Aruba Fabric Composer is new orchestration software for the Aruba CX switches, and a new CX 8360 switch series was announced for edge data centres. Aruba and HPE have also strengthened their joint technology and Go-to-Market integrations.
Today, Aruba, a Hewlett Packard Enterprise company, is making a trio of announcements, all of them designed to simplify networking for the edge-to-cloud era. The most notable is likely Aruba Fabric Composer, new orchestration software for Aruba CX switches, which leverages technology from HPE’s 2018 acquisition of software-defined fabric provider Plexxi. Aruba is also announcing its CX 8360 series of 25GbE/100GbE switches, which it is touting as ideal for modern edge-focused networking because of its simplified operations and flexible port density. Finally, Aruba is announcing a new focus on joint solutions and going to market with HPE that is tighter than anything done previously.
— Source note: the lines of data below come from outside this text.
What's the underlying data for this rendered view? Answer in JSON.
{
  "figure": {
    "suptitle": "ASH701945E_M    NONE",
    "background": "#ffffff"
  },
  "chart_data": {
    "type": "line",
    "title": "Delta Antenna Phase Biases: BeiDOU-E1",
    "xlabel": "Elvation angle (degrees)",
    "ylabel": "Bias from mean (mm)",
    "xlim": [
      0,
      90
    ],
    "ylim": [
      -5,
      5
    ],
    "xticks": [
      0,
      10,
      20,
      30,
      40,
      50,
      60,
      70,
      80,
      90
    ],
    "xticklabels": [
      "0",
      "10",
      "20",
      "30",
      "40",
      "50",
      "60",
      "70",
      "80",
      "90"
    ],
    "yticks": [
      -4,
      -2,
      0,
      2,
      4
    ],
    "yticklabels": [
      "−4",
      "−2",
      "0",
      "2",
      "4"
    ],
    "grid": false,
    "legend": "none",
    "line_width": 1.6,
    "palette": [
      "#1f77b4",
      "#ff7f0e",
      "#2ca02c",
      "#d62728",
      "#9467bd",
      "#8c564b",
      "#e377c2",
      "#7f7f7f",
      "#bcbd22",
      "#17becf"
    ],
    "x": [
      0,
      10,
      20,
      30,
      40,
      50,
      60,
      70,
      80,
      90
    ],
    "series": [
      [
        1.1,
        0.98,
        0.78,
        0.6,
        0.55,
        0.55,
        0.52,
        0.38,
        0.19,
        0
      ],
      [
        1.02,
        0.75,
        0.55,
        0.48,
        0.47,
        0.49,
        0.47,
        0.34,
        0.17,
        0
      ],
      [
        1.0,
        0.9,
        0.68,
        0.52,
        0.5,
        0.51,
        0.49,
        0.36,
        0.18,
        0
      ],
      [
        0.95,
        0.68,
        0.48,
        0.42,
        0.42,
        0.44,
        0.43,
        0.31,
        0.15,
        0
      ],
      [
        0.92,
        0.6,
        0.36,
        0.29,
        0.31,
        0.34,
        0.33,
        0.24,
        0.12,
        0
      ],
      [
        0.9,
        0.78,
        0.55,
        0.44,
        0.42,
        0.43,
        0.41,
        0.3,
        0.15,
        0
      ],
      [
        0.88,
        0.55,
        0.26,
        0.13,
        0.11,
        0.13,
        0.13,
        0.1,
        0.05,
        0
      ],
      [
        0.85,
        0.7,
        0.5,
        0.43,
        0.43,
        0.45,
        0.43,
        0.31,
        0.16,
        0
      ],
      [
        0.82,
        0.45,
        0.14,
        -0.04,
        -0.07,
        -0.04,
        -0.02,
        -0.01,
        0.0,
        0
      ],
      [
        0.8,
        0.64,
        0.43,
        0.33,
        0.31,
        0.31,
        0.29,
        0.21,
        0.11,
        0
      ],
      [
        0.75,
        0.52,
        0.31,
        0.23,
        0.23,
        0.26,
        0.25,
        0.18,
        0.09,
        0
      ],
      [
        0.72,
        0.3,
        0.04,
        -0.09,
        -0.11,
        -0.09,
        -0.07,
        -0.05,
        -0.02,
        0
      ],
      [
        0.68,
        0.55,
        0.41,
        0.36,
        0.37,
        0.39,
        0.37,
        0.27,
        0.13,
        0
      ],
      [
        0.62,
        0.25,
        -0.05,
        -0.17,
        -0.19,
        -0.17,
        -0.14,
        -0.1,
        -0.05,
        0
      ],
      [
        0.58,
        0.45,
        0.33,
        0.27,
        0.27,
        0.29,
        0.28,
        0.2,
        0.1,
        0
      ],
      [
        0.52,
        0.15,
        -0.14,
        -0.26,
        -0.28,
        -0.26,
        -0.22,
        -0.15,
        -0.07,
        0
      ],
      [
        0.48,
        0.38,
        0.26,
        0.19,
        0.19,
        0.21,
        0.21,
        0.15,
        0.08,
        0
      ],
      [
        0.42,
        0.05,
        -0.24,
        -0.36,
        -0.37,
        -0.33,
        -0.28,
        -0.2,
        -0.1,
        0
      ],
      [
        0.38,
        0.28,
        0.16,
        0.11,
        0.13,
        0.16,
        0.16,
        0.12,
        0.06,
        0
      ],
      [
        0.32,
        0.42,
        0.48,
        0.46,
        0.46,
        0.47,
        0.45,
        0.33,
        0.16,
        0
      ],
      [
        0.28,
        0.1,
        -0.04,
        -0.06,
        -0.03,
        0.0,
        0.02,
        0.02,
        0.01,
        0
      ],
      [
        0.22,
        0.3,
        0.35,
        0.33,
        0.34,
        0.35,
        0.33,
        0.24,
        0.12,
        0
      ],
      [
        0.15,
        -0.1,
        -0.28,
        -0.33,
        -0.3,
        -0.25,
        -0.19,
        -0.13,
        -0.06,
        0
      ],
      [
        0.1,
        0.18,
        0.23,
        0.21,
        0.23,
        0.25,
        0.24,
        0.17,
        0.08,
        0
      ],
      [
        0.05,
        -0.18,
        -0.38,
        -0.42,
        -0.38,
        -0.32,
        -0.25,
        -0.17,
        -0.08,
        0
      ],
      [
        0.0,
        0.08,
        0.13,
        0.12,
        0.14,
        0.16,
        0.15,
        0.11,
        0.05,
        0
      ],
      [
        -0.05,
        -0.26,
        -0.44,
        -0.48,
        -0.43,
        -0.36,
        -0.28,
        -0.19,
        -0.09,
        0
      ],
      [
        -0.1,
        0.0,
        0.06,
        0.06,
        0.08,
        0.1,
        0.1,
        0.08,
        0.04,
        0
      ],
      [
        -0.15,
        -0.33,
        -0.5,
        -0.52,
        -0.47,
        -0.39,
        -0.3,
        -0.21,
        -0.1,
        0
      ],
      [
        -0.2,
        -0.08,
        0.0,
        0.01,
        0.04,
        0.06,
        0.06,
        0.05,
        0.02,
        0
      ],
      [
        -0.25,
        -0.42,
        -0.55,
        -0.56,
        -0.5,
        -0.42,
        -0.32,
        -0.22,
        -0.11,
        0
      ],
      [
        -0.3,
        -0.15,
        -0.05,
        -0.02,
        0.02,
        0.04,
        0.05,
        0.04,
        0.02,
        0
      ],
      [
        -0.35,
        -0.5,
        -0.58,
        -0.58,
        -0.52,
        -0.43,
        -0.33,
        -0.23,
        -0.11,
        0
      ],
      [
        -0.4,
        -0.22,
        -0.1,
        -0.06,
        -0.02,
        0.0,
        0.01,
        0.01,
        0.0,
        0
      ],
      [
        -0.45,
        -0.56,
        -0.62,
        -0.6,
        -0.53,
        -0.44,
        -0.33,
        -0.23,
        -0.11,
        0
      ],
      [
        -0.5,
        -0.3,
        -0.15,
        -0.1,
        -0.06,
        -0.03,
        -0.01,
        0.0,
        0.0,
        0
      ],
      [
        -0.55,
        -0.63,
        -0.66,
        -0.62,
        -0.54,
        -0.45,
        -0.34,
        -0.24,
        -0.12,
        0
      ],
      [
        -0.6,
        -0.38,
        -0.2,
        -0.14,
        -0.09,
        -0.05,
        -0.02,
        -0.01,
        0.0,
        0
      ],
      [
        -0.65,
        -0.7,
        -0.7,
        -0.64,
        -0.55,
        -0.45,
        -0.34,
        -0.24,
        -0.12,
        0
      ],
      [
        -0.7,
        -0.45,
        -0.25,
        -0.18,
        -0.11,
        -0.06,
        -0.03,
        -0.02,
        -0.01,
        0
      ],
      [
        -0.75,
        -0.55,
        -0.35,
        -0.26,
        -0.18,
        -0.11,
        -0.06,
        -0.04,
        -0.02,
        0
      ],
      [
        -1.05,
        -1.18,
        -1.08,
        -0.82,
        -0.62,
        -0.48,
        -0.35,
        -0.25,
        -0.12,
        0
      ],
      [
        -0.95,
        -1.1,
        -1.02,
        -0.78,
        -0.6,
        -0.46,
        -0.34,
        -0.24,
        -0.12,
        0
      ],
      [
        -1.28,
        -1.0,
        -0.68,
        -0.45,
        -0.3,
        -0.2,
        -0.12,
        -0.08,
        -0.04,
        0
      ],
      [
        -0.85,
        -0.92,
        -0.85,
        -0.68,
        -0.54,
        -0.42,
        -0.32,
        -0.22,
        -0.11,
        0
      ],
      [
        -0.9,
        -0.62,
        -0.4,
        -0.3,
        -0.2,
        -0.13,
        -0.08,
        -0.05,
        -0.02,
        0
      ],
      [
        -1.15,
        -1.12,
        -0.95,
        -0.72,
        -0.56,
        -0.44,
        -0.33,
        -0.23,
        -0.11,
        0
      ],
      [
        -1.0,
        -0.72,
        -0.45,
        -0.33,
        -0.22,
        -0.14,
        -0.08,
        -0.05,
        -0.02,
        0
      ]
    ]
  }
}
“These announcements are is more of an incremental advancement in our portfolio, as we add some higher value solutions to address use cases we are seeing our customers ask about,” said Steve Brar, Senior Director of Product Marketing at Aruba. “They are a collection of new solutions focused on simplifying the operations for network and broader IT teams. We want to build networking solutions that address this trend of centers of data being distributed from edge to cloud, that go beyond traditional data centres.”
The Aruba Fabric Composer is a new product that uses the Plexxi technology to orchestrate a discrete set of switches as a single entity in a fabric topology with CX switches
“This is our first software-defined networking automation tool, which brings a new software-defined networking capability to the Aruba portfolio,” Brar indicated. “It allows for automated network provisioning and orchestration with integrations to common tools used in the data centre. The genesis is an investment HPE made through the Plexxi acquisition, which has now been productized as Aruba Fabric Composer.”
The Fabric Composer automates fabric provisioning.
“The goal is to make it very easy for the network team to get the network up and running,” Brar said. “Its unique value proposition is that it is extremely lightweight and adds a lot of value in a small package, so that it doesn’t require three dedicated appliances in the data centre. It also provides visibility about what’s happening underneath the covers. It’s at least 10x faster provisioning for orchestration because of the upgrade from doing things manually.”
The hardware announcement – which is actually underscored by its software, is the Aruba CX 8360 switch series, which extends the CX portfolio that was first launched in 2017 as a cloud-native microservices-based architecture.
“These new switches are designed for modern data centre use cases, and are ideal for connecting compute and workloads,” Brar said. “It’s really the software that is the magic with the CX platform.”
The CX8360’s flexible port density gives it the versatility to address a wide range of edge use cases.
“We offer some unique form factors in this series for newer use cases out at the edge, where they don’t need a whole rack of microservices-based architecture,” Brar said. There are five models in the series: 12 port 40G/100G; 32 port 10G/25G with 4-port 40G/100G; 16 port 10G/25G with 2-port 40G/100G; 48 port 1G/10GBASE-T with 4-port 40G/100G; and 24-port 1G/10G with 2-port 40G/100G.
The final part of the announcement is Aruba emphasizing how they are now working more closely with HPE on both product integration and Go-to-Market execution.
“We have made a lot of advancements on that front, specifically using Aruba as the networking solution with HPE solutions,” Brar said. “This is new. There were previous iterations of HPE gear you could do this with, but we have gone to a second level of integration in putting Aruba branded solutions into HPE solutions with a ‘better together’ technology strategy.”
This includes joint HPE-Aruba integrations around ProLiant servers, iLO Amplifer and HPE SimpliVity.
“With SimpliVity, we have made it really easy to connect that to an Aruba network, and taken manual steps out with an easy GUI-driven workflow,” Brar noted. The joint integrations also include additional third-party ones with VMware and Nutanix.
“We have also seen progress around Aruba and HPE going to market with joint solutions,” Brar added. “This is actually something new for Aruba. “We’ve integrated the Go-to-Market with HPE from an ordering and a pre-configuration perspective.” This includes initiatives around HPE brands Nimble, ProLiant DX [the Nutanix series] and Cray, as well as a joint integration with SAP HANA.